Treatment: Occlude source of air entry. Place patient in Trendelenburg position on left side (if not contraindicated), administer oxygen, vital signs, notify prescriber / RT.

Occlusions can be:

  • Mechanical (pinch off syndrome) caused by internal pinching of the central line between the first rib and clavicle
  • Caused by precipitate in the line (IV meds, PN)
  • Caused by thrombus / fibrin sheath within and around tip and moving into the catheter
Sluggish flow rate. Inability to flush or infuse IV solution or meds. Frequent downstream occlusion alarms on the IV controller / pump.

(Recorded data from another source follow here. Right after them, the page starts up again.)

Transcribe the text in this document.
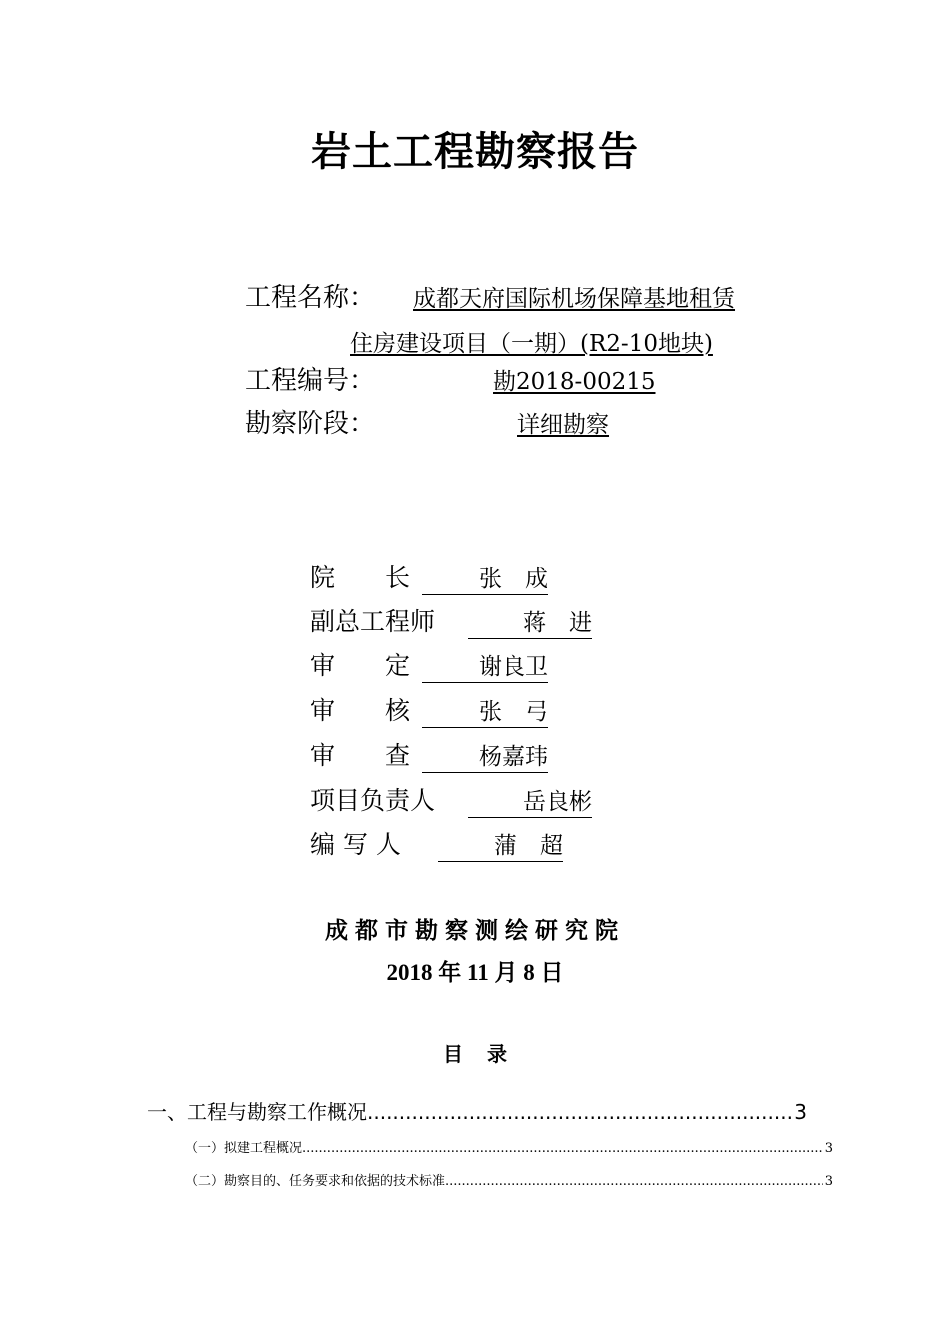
岩土工程勘察报告
工程名称： 成都天府国际机场保障基地租赁
住房建设项目（一期）(R2-10地块)
工程编号：	勘2018-00215
勘察阶段：	详细勘察
院　　长	张　成
副总工程师	蒋　进
审　　定	谢良卫
审　　核	张　弓
审　　查	杨嘉玮
项目负责人	岳良彬
编 写 人	蒲　超
成都市勘察测绘研究院
2018 年 11 月 8 日
目录
一、工程与勘察工作概况 .....	3
（一）拟建工程概况 .....	3
（二）勘察目的、任务要求和依据的技术标准 .....	3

++ resistance when flushing

Prevention:

  • Follow agency flushing protocols before and after medication administration, and before and after blood draws.
  • Know what kind of needleless cap is being used, and follow correct flushing protocol procedure.
  • Follow agency specific guidelines for managing various types of occlusions.
  • Thrombolytic therapy may be initiated. The important part is to report them for possible early treatment.
Damage to CVC line: Catheters can become broken or cracked. Evidence of leaking Prevention: Avoid sharp objects around CVADs, and only use needleless systems when accessing IV system. Do not use extreme force when flushing.

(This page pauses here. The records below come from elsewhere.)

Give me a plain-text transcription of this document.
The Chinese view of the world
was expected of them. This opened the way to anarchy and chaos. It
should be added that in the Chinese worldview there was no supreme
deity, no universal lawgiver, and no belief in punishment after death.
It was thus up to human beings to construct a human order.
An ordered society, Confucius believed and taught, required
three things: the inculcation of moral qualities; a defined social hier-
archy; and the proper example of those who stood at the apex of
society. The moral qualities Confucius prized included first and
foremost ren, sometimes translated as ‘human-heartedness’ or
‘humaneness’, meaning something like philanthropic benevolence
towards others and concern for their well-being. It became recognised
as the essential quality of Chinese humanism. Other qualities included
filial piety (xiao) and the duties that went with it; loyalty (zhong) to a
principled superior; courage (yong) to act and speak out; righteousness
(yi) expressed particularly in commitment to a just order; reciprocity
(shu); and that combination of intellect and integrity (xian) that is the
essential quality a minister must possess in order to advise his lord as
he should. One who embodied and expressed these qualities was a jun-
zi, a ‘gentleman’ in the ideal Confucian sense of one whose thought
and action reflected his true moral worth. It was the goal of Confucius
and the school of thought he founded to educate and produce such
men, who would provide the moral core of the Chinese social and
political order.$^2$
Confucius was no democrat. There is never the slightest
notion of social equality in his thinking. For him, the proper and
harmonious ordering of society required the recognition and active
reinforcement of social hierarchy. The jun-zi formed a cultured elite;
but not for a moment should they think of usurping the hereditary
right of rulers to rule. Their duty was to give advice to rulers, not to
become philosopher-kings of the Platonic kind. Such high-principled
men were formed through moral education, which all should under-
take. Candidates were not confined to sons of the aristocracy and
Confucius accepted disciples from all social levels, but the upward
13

Assess for pinholes, cracks, tears, or leaks during routine care. Assess for leaks during routine care.

Clamp immediately, and seal with sterile occlusive dressing to prevent air embolism, bleeding, or a catheter related blood stream infection (CRBSI).

Notify prescriber / PICC team. Decisions to repair or replace the device to be made by someone who is specially trained.

Catheter-related bloodstream infection (CRBSI):

  • A common complication of indwelling CVCs in patients with a vascular device and no apparent source for the bloodstream infection other than the device. Confirmed with one positive blood culture in patients who have had a vascular device implanted within the last 48 hours.
  • Caused by microorganisms that are introduced into the blood through the puncture site, the hub, or contaminated IV tubing or IV solution, leading to bacteremia or sepsis.
  • Is a preventable nosocomial infection and an adverse event.
Systemic: elevated temperature, flushed, headache, malaise, tachycardia, decreased BP, and additional signs and symptoms of sepsis

CRBSI is confirmed with blood cultures.

Prevention through strict hand-washing, aseptic technique for all procedures, close monitoring of vital signs, strict protocols for dressing, tubing and cap changes, blood cultures as required, IV antibiotic therapy, remove/replace catheter, prevent contamination of hub.

Data sources: Baskin et al., 2009; BCIT, 2015a; Brunce, 2003; Fraser Health Authority, 2014; Interior Health Authority, 2012; Perry et al., 2018; Prabaharan & Thomas, 2014

Critical Thinking Exercises

  1. A patient is two days post op with nausea and vomiting. The prescriber orders to “saline lock the IV.” As the nurse describe your subsequent actions.
  2. During night shift rounds, the patient who was restless all night has pulled apart their IV tubing (the CVC remains in situ). As the nurse describe your subsequent actions.
  3. A first year student is shadowing you the nurse for the day and asks how you would know if someone is experiencing fluid overload from their IV therapy. How might you respond?